• python selenium 点击表格中的一系列按钮并输出弹窗内容到csv


    一个python selenium的实用实例,比demo重,但也不算太复杂。

    技巧和坑总结如下:

    • 最新chromedriver的地址,https://googlechromelabs.github.io/chrome-for-testing,这很重要,不然就要处理chrome自动更新之类的烦人问题。很多下载来源都有点过时。
    • 用options配置webdriver的地址,以及socks5代理。
    • driver.page_source可以打印当前html,可以辅助判断执行进度。
    • XPath (XML Path Language) 是一门在 XML 文档中通过元素和属性进行导航的语言,属于w3c标准。HTML是标准的XML,所以HTML也可以使用XPath。XPATH选择器的发挥比较稳定。
    • python有个traceback模块,print(traceback.format_exc())可以原样raise exception的同时,忽略exception。
    • 爬虫项目,遇到了element not interactable,可能是尝试点击的时候元素还未可见。
      解决办法就是在 until.elementLocated 之后再添加一个 until.elementIsVisible 的判断。
      我这的原因是,网页没有做页面适配,如果窗口太小,按钮是看不见的。所以治本的解决方案是把窗口最大化,上面的判断只能起到问题诊断的作用而非治疗作用。
    • 把sleep都换成until,优雅一点。
    • selenium在不同的显示器下可能会有不同,比如在外接显示器下没问题,但在mac自带显示器就因为屏幕不够大,按钮显示不出来。还不是滚动的问题,滚动也出不来,只能把窗口向右拉大才行。最终解决方案是setWindowSize和setWindowPosition。
    • selenium可以执行javascript脚本,实际使用例子比如让disabled的文本框变成enabled,或者实现页面滚动。
    # 如果前端页面改了的话,需要修改相应xpath,页面改动大的话需要修改代码
    
    import selenium.common.exceptions
    from selenium import webdriver
    from selenium.webdriver.common.by import By
    from selenium.webdriver.chrome.options import Options
    from selenium.webdriver.support.wait import WebDriverWait
    # 根据网页标题、网址以及元素是否存在/可见/可点击等条件来决定我们是否需要继续等待
    from selenium.webdriver.support import expected_conditions as EC
    import configparser
    import csv
    from time import sleep
    
    
    class Spider:
        def __init__(self):
            self.config = configparser.ConfigParser()
            self.config.read('config.ini')
    
            options = Options()
            options.binary_location = self.config['envs']['chrome_driver_location']
            options.add_argument('--proxy-server=' + self.config['envs']['proxy'])
            options.add_argument('--start-maximized')
            self.driver = webdriver.Chrome(options)
    
        def request(self, url):
            self.driver.get(url)
    
        def test_page(self):
            print(self.driver.page_source)
    
        def login(self):
            wait = WebDriverWait(self.driver, 10)
    
            username = self.config['envs']['username']
            password = self.config['envs']['password']
            xpath_username = self.config['xpath']['username_input']
            xpath_password = self.config['xpath']['password_input']
            xpath_login = self.config['xpath']['login_button']
    
            username_input = wait.until(EC.presence_of_element_located((By.XPATH, xpath_username)))
            password_input = wait.until(EC.presence_of_element_located((By.XPATH, xpath_password)))
            username_input.send_keys(username)
            password_input.send_keys(password)
            signin_button = self.driver.find_element(By.XPATH, xpath_login)
            signin_button.click()
    
        def close(self):
            self.driver.quit()
    
        def export_running_job(self):
            login = False
            wait = WebDriverWait(self.driver, 10)

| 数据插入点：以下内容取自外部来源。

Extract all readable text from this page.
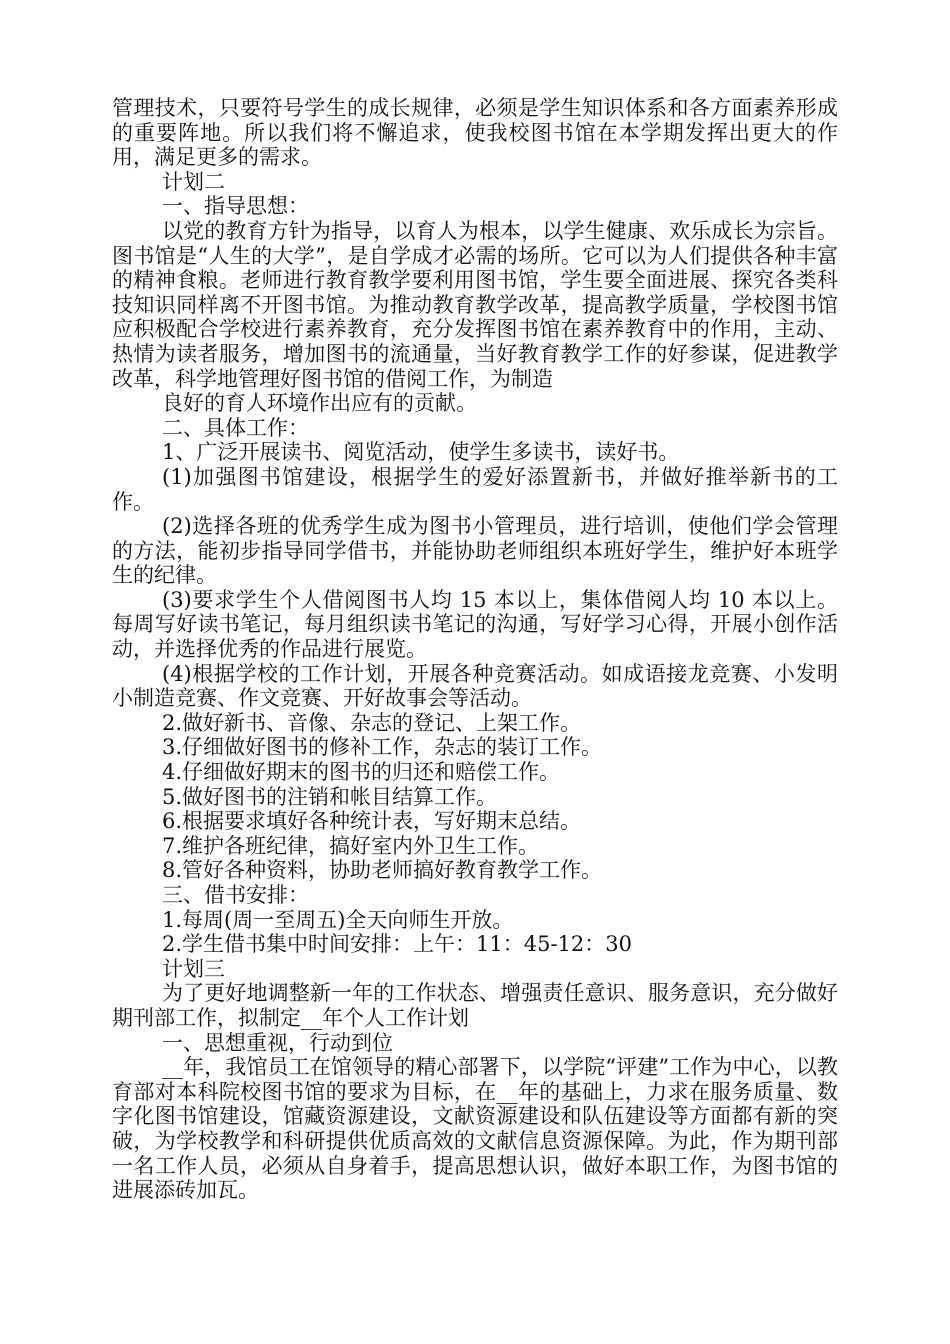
管理技术，只要符号学生的成长规律，必须是学生知识体系和各方面素养形成的重要阵地。所以我们将不懈追求，使我校图书馆在本学期发挥出更大的作用，满足更多的需求。

计划二

一、指导思想：

以党的教育方针为指导，以育人为根本，以学生健康、欢乐成长为宗旨。图书馆是“人生的大学”，是自学成才必需的场所。它可以为人们提供各种丰富的精神食粮。老师进行教育教学要利用图书馆，学生要全面进展、探究各类科技知识同样离不开图书馆。为推动教育教学改革，提高教学质量，学校图书馆应积极配合学校进行素养教育，充分发挥图书馆在素养教育中的作用，主动、热情为读者服务，增加图书的流通量，当好教育教学工作的好参谋，促进教学改革，科学地管理好图书馆的借阅工作，为制造

良好的育人环境作出应有的贡献。

二、具体工作：

1、广泛开展读书、阅览活动，使学生多读书，读好书。

(1)加强图书馆建设，根据学生的爱好添置新书，并做好推举新书的工作。

(2)选择各班的优秀学生成为图书小管理员，进行培训，使他们学会管理的方法，能初步指导同学借书，并能协助老师组织本班好学生，维护好本班学生的纪律。

(3)要求学生个人借阅图书人均 15 本以上，集体借阅人均 10 本以上。每周写好读书笔记，每月组织读书笔记的沟通，写好学习心得，开展小创作活动，并选择优秀的作品进行展览。

(4)根据学校的工作计划，开展各种竞赛活动。如成语接龙竞赛、小发明小制造竞赛、作文竞赛、开好故事会等活动。

2.做好新书、音像、杂志的登记、上架工作。

3.仔细做好图书的修补工作，杂志的装订工作。

4.仔细做好期末的图书的归还和赔偿工作。

5.做好图书的注销和帐目结算工作。

6.根据要求填好各种统计表，写好期末总结。

7.维护各班纪律，搞好室内外卫生工作。

8.管好各种资料，协助老师搞好教育教学工作。

三、借书安排：

1.每周(周一至周五)全天向师生开放。

2.学生借书集中时间安排：上午：11：45-12：30

计划三

为了更好地调整新一年的工作状态、增强责任意识、服务意识，充分做好期刊部工作，拟制定__年个人工作计划

一、思想重视，行动到位

__年，我馆员工在馆领导的精心部署下，以学院“评建”工作为中心，以教育部对本科院校图书馆的要求为目标，在__年的基础上，力求在服务质量、数字化图书馆建设，馆藏资源建设，文献资源建设和队伍建设等方面都有新的突破，为学校教学和科研提供优质高效的文献信息资源保障。为此，作为期刊部一名工作人员，必须从自身着手，提高思想认识，做好本职工作，为图书馆的进展添砖加瓦。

            xpath_table = self.config['xpath']['table_body']
            xpath_template = self.config['xpath']['detail_button']

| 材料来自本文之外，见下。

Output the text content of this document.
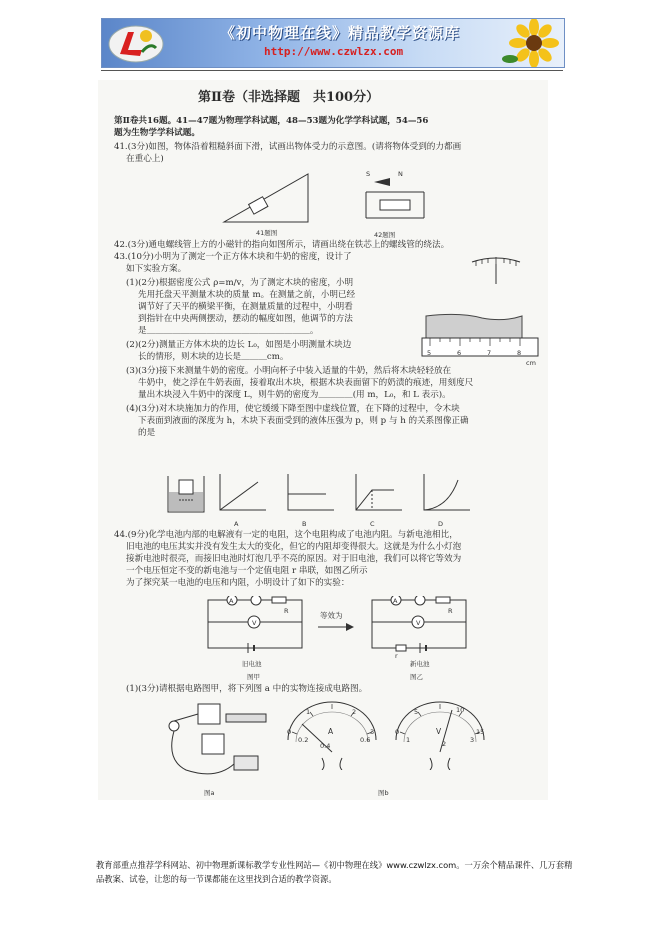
《初中物理在线》精品教学资源库
http://www.czwlzx.com
第Ⅱ卷（非选择题　共100分）
第Ⅱ卷共16题。41—47题为物理学科试题，48—53题为化学学科试题，54—56
题为生物学学科试题。
41.(3分)如图，物体沿着粗糙斜面下滑，试画出物体受力的示意图。(请将物体受到的力都画
在重心上)
41题图
S	N
42题图
42.(3分)通电螺线管上方的小磁针的指向如图所示，请画出绕在铁芯上的螺线管的绕法。
43.(10分)小明为了测定一个正方体木块和牛奶的密度，设计了
如下实验方案。
(1)(2分)根据密度公式 ρ=m/v，为了测定木块的密度，小明
先用托盘天平测量木块的质量 m。在测量之前，小明已经
调节好了天平的横梁平衡，在测量质量的过程中，小明看
到指针在中央两侧摆动，摆动的幅度如图，他调节的方法
是＿＿＿＿＿＿＿＿＿＿＿＿＿＿＿＿＿＿＿。
(2)(2分)测量正方体木块的边长 L₀，如图是小明测量木块边
长的情形，则木块的边长是＿＿＿cm。
(3)(3分)接下来测量牛奶的密度。小明向杯子中装入适量的牛奶，然后将木块轻轻放在
牛奶中，使之浮在牛奶表面，接着取出木块，根据木块表面留下的奶渍的痕迹，用刻度尺
量出木块浸入牛奶中的深度 L，则牛奶的密度为＿＿＿＿(用 m，L₀，和 L 表示)。
(4)(3分)对木块施加力的作用，使它缓缓下降至图中虚线位置，在下降的过程中，令木块
下表面到液面的深度为 h，木块下表面受到的液体压强为 p，则 p 与 h 的关系图像正确
的是
5	6	7	8
cm
A	B	C	D
44.(9分)化学电池内部的电解液有一定的电阻，这个电阻构成了电池内阻。与新电池相比，
旧电池的电压其实并没有发生太大的变化，但它的内阻却变得很大。这就是为什么小灯泡
接新电池时很亮，而接旧电池时灯泡几乎不亮的原因。对于旧电池，我们可以将它等效为
一个电压恒定不变的新电池与一个定值电阻 r 串联，如图乙所示
为了探究某一电池的电压和内阻，小明设计了如下的实验：
A
V
R
旧电池
图甲
等效为
A
V
R
r
新电池
图乙
(1)(3分)请根据电路图甲，将下列图 a 中的实物连接成电路图。
图a
A
0
1	2
3
0.2
0.4
0.6
V
0
5	10
15
1	2	3
图b
教育部重点推荐学科网站、初中物理新课标教学专业性网站—《初中物理在线》www.czwlzx.com。一万余个精品课件、几万套精品教案、试卷，让您的每一节课都能在这里找到合适的教学资源。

            xpath_jobname = self.config['xpath']['jobname_input']
            xpath_email = self.config['xpath']['email_input']
            xpath_groupid = self.config['xpath']['groupid_input']
            xpath_topiclist = self.config['xpath']['topiclist_pre']
            xpath_next = self.config['frontend']['next_button']
            xpath_close = self.config['xpath']['close_button']
            for key in self.config['urls']:
                url_login = self.config['login'][key]
                url_flink = self.config['urls'][key]
                if not login:
                    self.request(url_login)
                    self.login()
                    login = True
                self.request(url_flink)
                self.driver.maximize_window()
                # print(xpath_template)
    
                rows = wait.until(EC.presence_of_all_elements_located((By.XPATH, xpath_table)))
                jobname_ls, email_ls, groupid_ls, topic_ls = [], [], [], []
                # mac自带的显示器比较小,所以需要一些操作才能看见按钮
                self.driver.set_window_size(1800, 900)
                self.driver.set_window_position(-700, 10)
                while True:
                    segments = xpath_template.split('/')
                    for i in range(1, len(rows) + 1):
                        segments[-3] = 'tr[' + str(i) + ']'
                        xpath_item = '/'.join(segments)
                        # print(xpath_item)
                        detail_button = wait.until(EC.visibility_of_element_located((By.XPATH, xpath_item)))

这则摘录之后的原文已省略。